The latest data and analysis from Halifax has revealed that average house prices in May edged up to £237,837 – a rise of 0.5% on the month as the first signs of stability return to the market.
May’s annual change figure of 5.2% comes against the backdrop of a particularly low growth rate in the corresponding period in 2018, which has had an impact on year-on-year comparisons.
HMRC Monthly data shows UK home sales remaining steady. April saw 99,420 home sales which is close to the 5 year average of 101,249 and follows a similar result in March. Sales in February to April fell 0.2%, against the levels in November to January. April home sales were flat against the previous 12 month average of 99,322.
Mortgage approvals rise back above the 12 month and 5 year averages. Bank of England industry-wide figures show that the number of mortgages approved to finance house purchases – a leading indicator of completed house sales – rose 5.9% in April to 66,261. The April rate is just above the 5 year average monthly approval rate of 66,066, and is 1,118 above the previous 12 month average of 65,143. While this is a notable change on a monthly basis, the approval level is still very close to the longer term averages.
Demand for and supply of housing remains subdued for another month. The RICS UK Residential Market Survey again showed a subdued result for nearly every measure. The sales to stock ratio dropped slightly to 30.7% and is, as last month, at its lowest rate since September 2013. Price expectations and sales expectations showed a small improvement, for the third month running, but both expectations remain firmly negative.

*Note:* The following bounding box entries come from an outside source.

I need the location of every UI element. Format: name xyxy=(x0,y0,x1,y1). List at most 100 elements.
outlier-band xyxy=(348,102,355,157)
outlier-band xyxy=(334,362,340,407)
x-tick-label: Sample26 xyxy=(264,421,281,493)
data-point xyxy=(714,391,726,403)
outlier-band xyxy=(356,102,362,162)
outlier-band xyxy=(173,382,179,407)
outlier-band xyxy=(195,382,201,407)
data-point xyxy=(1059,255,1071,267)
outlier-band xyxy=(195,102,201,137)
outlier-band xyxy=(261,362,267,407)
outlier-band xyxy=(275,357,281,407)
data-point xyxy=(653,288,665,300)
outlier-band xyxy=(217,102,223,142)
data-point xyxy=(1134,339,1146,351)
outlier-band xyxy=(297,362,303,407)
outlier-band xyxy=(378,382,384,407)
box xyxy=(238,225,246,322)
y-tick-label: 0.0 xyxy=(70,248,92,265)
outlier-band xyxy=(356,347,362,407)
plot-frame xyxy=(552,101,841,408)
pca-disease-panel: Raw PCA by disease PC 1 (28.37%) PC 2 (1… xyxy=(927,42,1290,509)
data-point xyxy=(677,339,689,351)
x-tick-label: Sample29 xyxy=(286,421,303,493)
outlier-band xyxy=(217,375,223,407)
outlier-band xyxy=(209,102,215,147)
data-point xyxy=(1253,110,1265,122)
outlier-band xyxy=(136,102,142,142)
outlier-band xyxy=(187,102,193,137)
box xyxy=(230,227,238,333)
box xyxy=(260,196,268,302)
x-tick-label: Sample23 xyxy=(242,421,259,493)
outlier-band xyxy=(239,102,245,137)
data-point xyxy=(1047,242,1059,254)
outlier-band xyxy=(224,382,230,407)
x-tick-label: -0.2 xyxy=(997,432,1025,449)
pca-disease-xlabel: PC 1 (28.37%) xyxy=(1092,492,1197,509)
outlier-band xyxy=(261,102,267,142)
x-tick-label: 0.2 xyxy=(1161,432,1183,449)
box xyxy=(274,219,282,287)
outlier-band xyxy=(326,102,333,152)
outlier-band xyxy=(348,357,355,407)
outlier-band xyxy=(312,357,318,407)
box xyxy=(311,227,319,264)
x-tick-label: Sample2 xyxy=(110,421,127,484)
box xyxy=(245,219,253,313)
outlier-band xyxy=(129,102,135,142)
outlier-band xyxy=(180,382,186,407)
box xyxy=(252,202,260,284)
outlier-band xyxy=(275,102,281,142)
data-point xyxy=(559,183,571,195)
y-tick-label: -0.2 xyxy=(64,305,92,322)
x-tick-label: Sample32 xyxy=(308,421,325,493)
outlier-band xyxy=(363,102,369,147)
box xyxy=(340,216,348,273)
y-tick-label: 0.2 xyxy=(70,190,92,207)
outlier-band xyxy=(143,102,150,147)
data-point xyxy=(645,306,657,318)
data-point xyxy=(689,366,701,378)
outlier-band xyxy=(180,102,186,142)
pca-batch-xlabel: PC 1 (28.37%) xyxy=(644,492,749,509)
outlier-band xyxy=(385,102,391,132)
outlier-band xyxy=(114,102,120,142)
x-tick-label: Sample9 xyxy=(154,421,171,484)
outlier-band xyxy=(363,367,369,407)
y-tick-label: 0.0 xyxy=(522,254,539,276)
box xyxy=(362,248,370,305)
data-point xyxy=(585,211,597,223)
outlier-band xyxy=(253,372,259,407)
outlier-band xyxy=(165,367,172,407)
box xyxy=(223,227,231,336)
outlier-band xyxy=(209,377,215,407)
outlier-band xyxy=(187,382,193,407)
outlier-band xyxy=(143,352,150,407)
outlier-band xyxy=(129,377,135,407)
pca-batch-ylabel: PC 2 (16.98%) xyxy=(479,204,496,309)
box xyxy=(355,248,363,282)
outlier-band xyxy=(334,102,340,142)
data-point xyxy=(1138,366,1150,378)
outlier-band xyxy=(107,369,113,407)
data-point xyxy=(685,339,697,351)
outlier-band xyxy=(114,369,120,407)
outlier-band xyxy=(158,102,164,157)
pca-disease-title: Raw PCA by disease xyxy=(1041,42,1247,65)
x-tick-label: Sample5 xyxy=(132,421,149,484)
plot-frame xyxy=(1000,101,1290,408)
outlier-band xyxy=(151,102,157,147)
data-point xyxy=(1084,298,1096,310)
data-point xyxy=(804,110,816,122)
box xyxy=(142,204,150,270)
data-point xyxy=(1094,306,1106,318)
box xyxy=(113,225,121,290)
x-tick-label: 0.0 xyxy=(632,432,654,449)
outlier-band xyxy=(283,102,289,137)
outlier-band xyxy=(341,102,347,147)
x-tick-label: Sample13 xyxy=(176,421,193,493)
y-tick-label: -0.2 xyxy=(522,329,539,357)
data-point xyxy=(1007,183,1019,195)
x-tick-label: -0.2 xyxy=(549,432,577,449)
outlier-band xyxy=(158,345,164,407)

Russell Galley, Managing Director, Halifax, said: “We saw a slight increase in house prices between April and May, but the overall message is one of stability. Despite the ongoing political and economic uncertainty, underlying conditions in the broader economy continue to underpin the housing market, particularly the twin factors of high employment and low interest rates.
This is supported by industry-wide figures which suggest no real change in the number of homes being sold month to month, while Bank of England data show the number of mortgages being approved rose by almost 6% in April, reversing the softness seen in the previous month.
While current conditions may help those looking to make their first move onto the property ladder, existing homeowners will doubtless be considering long-term house price growth which continues to look subdued in comparison to recent years.
Looking ahead, we expect the current trend of stability based on high employment and low interest rates to persist over the coming months, though clearly any downturn in the wider economy would be keenly felt in the housing market.”
As ever, the property industry was quick to react. Here’s what they’re saying:
Marc von Grundherr, Director of Benham and Reeves, commented: “I think this week, in particular, we’ve been reminded that Brexit isn’t the be all and end all and this is a mentality that’s been returning to the UK housing market over the last few months.
All in all, we’re in a very good spot right now. High employment and steady wage growth are bringing an overarching air of stability to the market, subdued house price growth and low-interest rates are giving first-time buyers an additional leg up, but we’ve also seen the largest rate of annual house price growth in the last year which is positive for existing homeowners.
On the face of it, the clouds of political uncertainty seem to be lifting from the UK property market, although it remains unclear as to whether this is a brief respite or this positive movement will remain.
Shepherd Ncube, Founder and CEO of Springbok Properties, commented: “We’re starting to see the strong uplift in mortgage approvals seen throughout the start of this year translate into some pretty consistent house price growth and while the market isn’t moving at full speed, it is certainly building up a head of steam.
This positive growth continues to be driven by the nation’s more affordable regions but it’s only a matter of time before the likes of London and the South East follow suit.
While the rate of house price growth hasn’t quite returned to full form, some might argue that these are ideal conditions for the cultivation of the UK property market and a slow but steady rate of growth is far healthier than the exuberant increases of previous years, or of course, the sharp declines.”
Tomer Aboody, director of property lender MT Finance, says: “With an annual rise in values based on the same period last year, along with a steady increase in transactions, the housing market is continuing to show signs both of recovery and confidence. Buyers have come to the conclusion that enough is enough, and the uncertain conditions which have been facing them could carry on for a while still, so that shouldn’t hold them back from getting on the ladder or moving up or down it.
Fewer homes are on the market since sellers feel that they either don’t have to sell when values are still down on 2016 or with the stamp duty levels being so high they can’t afford the step up so are staying put for now. We don’t see this changing anytime soon.”